ONLINE CHALLENGE: #1

Editor's note: I was deeply moved when I heard this commentary on National Public Radio the other day about how the community of Blackey, Kentucky, has been ravaged by addiction to the pain killer OxyContin.
The context of this commentary was that, over the summer, the drug's maker -- Purdue Pharma -- had agreed to pay hundreds of millions of dollars to many states because the manufacturer had encouraged doctors to over-prescribe the drug. And last week, the state of Kentucky refused the settlement and instead sued the manufacturer saying the drug had ravaged its communities in Appalachia and had cost the state's people millions in health care costs, drug enforcement costs and payments for prescriptions.
This commentary was written and delivered by Natasha Watts of Blackey, an impoverished coal mining community in the eastern Kentucky mountains. She also read this in a speech to Sen. John Edwards on a campaign swing of his this summer.
A NYTIMES link to story about how feds differed on whether to go after drugmaker.
THE ONLINE CHALLENGE Read this, listen to how she delivers it and write about your reaction to the piece. Create a blog and put OC1 and newsblogas the keywords in your blog. We'll assemble the best.
Kentucky Town Grapples with Oxycontin Addiction
By Natasha Watts
Imagine you are sitting in a room with everyone you love: your elementary school teachers, neighbors, childhood friends. And then you leave the room and find out that every single one of those people is an addict. That's how I felt when I returned home after fours years away at college.
I have no social circle here in Blackey anymore. The one friend I have struggles with her ex-boyfriend as he tries to recover. Almost all my other friends are addicted to prescription drugs.
The epidemic has touched my life also. But in a place where you don't air your dirty laundry, it's not something I can talk about.
Kids growing up in my hometown don't remember a time when families weren't affected by drug use. For them the addiction epidemic is just part of the landscape, just another abandoned building.
It's not hard to see how we got to this point. With hundreds of injured coal miners, this area has one of the highest chronic pain rates in the country. For generations we've suffered from all kinds of pain — without the kinds of health services we needed to deal with addiction, poverty, and depression.
Oxycontin isn't the ONLY drug being abused in this area. I remember in high school watching kids I had known since kindergarten, crush pills and snort them on their desks.

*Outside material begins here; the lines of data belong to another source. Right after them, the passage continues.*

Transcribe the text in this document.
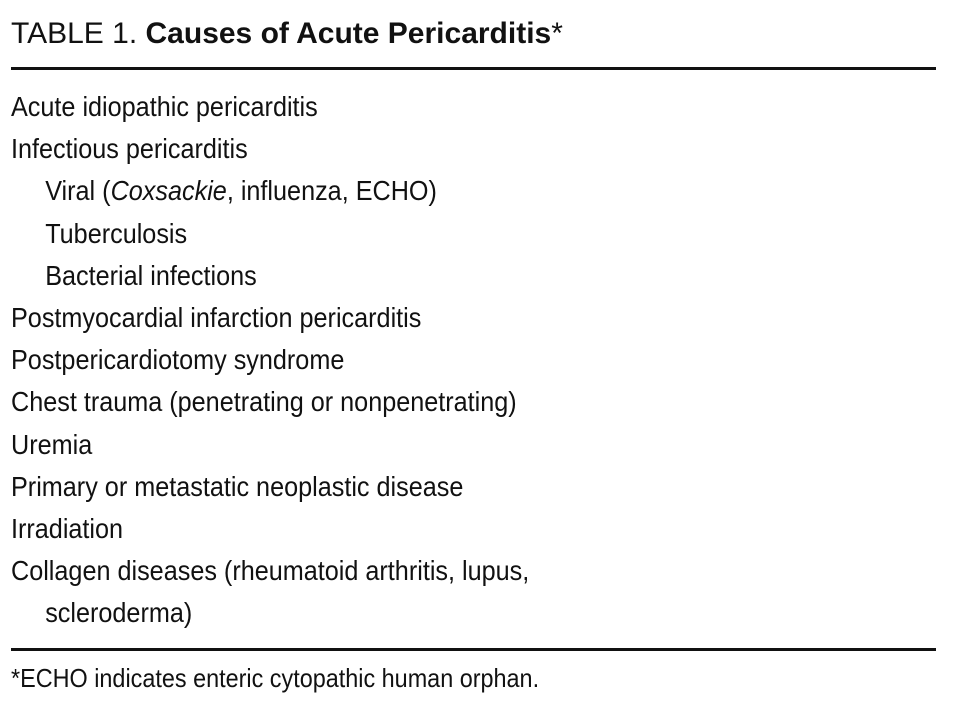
TABLE 1. Causes of Acute Pericarditis*
Acute idiopathic pericarditis
Infectious pericarditis
Viral (Coxsackie, influenza, ECHO)
Tuberculosis
Bacterial infections
Postmyocardial infarction pericarditis
Postpericardiotomy syndrome
Chest trauma (penetrating or nonpenetrating)
Uremia
Primary or metastatic neoplastic disease
Irradiation
Collagen diseases (rheumatoid arthritis, lupus,
scleroderma)
*ECHO indicates enteric cytopathic human orphan.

I know families who are spending every dime to get their loved ones sober. Nothing seems to work. It's easy to blame the victims and write it off as a "hillbilly problem". But I definitely see some shared responsibility with drug companies who are finally facing penalties.
There's a culture of addiction in eastern Kentucky now. Just taking one drug away won't erase that. The things I valued most in my community have changed forever: trust between neighbors, and intact families.
We're going to live with the human costs of addiction here for generations. Addicts who get clean still won't be able to find jobs in our coal-dependent economy. The mother who finally gets her kids back from the courts won't be able to make up for all the years apart. We have paid for the addiction epidemic with our sisters', brothers', mothers', fathers', grandparents' and friends' lives.
Millions of dollars don't even begin to cover those costs.
Natasha Watts lives in Blackey, Ky., and her essay was produced by the Appalachian Media Institute and Youth Radio.